As you'll read in this special big builder issue, it's projected that by the year 2010 the 10 largest builders will control 50 percent of the new-home market, up from an estimated 30 percent this year and only 8 percent in 1993, according to Margaret Whelan, housing analyst for the investment firm UBS. She also noted that this growth is being fueled in part by strategies to expand geographic reach, make acquisitions to gain access to more land, and diversify product lines (types of homes), as well as a focus on cost reductions to drive higher margins. For dealers, these evolving trends are signaling the need for new two-tiered strategies that not only consider the overall size and market reach of big builders but also take into account their varied business models, such as whether they have centralized or decentralized purchasing and how much labor is subcontracted and/or outsourced through installed sales by LBM suppliers.
These points also were supported in a late-January big builder Webinar titled “The BIG Issue: Capacity Management,” which was hosted by Symbius Corp. (you can access a recording of the event at http://symbius.raindance.com). Luis Solis, the Webinar's moderator and president and managing partner of Symbius, pointed out that there are four primary ways that big builders are reengineering their purchasing flows: expanding geographic reach that is shifting purchasing from being community based to regionally centric; expanding production time and procurement horizons from months to years; developing new supplier relationships that shift from transactional to strategic alliances focused on the sharing of information; and adopting new terms for product purchasing and construction services that are less ad hoc and more measurable by quarterly reviews and surveys.

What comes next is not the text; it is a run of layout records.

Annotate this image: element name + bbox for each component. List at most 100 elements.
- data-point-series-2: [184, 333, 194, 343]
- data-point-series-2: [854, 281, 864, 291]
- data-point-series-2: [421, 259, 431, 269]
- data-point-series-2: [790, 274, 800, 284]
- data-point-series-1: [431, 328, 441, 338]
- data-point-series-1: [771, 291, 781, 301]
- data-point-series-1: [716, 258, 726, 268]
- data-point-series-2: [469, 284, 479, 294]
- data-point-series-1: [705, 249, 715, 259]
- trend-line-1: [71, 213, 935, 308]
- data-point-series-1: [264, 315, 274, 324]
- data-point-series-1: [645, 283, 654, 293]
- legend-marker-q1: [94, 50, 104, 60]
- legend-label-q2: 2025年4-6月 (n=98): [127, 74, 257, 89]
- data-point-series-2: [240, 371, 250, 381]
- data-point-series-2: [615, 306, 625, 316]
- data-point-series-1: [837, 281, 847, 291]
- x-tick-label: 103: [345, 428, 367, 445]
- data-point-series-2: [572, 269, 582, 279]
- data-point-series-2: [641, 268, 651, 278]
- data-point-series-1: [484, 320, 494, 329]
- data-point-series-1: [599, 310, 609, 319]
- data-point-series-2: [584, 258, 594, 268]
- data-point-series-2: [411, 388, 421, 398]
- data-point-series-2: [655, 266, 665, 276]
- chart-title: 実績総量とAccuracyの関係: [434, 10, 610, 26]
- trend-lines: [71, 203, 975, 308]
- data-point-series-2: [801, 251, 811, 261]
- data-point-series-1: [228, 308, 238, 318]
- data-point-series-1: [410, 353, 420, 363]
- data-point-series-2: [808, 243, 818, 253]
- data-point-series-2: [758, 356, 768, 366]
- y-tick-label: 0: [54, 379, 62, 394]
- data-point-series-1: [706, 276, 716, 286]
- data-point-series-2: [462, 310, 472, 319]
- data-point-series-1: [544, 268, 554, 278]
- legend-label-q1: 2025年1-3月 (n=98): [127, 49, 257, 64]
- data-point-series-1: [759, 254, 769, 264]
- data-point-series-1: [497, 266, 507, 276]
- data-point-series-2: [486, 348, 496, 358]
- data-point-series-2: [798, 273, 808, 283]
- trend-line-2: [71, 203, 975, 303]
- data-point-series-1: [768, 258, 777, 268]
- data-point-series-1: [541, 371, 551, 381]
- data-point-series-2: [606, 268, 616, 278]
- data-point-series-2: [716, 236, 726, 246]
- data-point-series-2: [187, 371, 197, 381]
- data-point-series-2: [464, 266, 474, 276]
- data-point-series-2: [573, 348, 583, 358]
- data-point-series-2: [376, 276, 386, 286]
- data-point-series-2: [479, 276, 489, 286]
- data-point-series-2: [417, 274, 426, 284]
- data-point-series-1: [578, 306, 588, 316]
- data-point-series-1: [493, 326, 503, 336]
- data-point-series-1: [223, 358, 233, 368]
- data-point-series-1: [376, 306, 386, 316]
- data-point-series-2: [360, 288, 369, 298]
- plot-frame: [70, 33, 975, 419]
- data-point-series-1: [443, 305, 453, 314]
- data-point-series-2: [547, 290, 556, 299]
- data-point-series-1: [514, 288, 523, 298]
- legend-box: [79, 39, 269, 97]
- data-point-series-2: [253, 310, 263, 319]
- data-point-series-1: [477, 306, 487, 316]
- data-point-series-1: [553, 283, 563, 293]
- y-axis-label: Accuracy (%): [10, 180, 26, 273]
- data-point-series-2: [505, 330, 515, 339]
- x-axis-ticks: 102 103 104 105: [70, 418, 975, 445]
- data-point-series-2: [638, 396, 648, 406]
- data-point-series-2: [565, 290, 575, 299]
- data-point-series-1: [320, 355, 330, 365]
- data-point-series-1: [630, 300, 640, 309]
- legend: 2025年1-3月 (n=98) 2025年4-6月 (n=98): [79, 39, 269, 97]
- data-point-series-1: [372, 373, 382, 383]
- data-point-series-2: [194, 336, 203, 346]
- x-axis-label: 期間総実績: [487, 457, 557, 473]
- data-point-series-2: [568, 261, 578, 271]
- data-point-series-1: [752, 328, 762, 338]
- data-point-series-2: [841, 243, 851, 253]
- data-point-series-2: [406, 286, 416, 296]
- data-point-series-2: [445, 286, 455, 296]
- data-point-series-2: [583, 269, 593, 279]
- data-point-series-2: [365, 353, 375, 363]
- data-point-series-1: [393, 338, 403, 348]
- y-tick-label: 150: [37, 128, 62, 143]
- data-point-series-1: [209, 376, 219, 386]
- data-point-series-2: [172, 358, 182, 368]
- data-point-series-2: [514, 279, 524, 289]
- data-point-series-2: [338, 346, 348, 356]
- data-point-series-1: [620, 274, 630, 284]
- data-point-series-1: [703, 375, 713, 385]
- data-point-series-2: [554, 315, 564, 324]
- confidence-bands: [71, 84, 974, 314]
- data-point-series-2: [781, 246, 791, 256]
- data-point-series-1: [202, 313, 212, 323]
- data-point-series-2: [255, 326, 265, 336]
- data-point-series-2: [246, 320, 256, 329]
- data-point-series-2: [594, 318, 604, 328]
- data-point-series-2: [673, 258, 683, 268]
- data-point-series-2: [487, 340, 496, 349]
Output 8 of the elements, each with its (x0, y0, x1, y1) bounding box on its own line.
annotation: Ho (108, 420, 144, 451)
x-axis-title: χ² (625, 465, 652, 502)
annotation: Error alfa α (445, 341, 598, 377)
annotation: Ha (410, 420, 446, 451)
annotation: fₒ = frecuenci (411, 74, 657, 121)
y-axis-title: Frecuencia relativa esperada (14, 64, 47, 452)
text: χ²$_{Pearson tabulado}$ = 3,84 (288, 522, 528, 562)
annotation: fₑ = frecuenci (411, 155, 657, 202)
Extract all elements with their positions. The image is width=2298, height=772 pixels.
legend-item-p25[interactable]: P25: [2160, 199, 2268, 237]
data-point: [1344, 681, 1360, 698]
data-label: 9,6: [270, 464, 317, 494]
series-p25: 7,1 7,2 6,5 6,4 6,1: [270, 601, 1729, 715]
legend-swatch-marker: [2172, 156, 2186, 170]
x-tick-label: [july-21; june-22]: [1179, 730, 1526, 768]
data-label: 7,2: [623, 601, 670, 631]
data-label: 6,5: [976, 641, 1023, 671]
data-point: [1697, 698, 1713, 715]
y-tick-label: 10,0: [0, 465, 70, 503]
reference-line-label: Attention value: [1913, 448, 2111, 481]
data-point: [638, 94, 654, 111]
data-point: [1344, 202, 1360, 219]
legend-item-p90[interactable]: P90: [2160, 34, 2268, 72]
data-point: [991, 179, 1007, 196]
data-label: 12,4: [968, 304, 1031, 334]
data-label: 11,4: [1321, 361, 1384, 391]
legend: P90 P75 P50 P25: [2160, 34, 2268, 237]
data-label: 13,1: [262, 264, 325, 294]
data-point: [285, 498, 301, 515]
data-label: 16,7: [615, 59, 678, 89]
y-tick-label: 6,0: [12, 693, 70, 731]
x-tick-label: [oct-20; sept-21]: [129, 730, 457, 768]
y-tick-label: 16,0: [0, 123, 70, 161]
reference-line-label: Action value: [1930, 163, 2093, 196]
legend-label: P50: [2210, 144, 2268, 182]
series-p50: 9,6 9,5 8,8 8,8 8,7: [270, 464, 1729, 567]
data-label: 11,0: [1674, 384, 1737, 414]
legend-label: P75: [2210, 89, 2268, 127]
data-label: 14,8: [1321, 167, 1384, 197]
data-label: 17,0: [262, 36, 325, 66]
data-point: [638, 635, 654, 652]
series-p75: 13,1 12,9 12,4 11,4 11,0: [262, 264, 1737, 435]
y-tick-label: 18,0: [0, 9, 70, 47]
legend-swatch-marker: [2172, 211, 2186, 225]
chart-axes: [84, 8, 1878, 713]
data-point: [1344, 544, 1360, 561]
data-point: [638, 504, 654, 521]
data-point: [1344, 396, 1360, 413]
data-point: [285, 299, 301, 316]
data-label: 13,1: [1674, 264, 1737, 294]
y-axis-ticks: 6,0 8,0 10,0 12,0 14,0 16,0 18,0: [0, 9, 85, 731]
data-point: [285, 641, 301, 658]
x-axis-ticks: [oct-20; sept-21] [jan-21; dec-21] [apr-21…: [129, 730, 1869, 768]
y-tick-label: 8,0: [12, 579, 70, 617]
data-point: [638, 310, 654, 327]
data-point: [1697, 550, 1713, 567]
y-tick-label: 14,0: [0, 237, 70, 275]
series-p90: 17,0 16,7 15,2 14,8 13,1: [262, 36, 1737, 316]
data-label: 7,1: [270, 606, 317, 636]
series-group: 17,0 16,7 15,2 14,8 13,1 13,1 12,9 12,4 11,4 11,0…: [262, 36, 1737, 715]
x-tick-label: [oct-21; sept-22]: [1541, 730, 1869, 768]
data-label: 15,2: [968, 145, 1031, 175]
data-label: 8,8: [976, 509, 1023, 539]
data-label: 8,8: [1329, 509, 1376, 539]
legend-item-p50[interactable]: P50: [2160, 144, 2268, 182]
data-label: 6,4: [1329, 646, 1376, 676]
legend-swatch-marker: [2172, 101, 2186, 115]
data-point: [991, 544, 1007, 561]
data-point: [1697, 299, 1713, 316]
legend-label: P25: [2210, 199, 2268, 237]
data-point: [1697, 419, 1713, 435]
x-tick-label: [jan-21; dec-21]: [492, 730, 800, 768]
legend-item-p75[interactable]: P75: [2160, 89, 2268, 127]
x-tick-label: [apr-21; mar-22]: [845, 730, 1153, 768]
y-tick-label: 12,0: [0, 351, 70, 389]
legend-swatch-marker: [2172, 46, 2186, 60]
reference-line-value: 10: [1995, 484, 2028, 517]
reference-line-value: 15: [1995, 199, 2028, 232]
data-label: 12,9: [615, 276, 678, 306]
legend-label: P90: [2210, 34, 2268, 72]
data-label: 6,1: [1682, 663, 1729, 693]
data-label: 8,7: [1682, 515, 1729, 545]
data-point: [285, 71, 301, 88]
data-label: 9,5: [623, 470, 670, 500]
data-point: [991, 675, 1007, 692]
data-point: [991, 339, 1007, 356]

Many progressive dealers that you will read about in this issue are responding to these cues and jockeying for positions to better serve big builders going forward. Examples include:
Yet while many dealers are on the path to establishing better alliances with big builders, there still is a long way to go according to our cover story, “Big Expectations” (page 56), which presents the results of the most recent BIG BUILDER Study, which is conducted by BIG BUILDER magazine, a sister publication of PROSALES. Interviews with 11 of the top 100 builders in the United States confirm that while pro dealers and distributors still are the primary intermediate suppliers for builders and manufacturers, they often are caught in the middle between trade partners that are often not on the same page.
Hence, we hope this special issue will give you more insight on how to develop and refine a strategy to grow alongside big builders rather than being squeezed between them and manufacturers.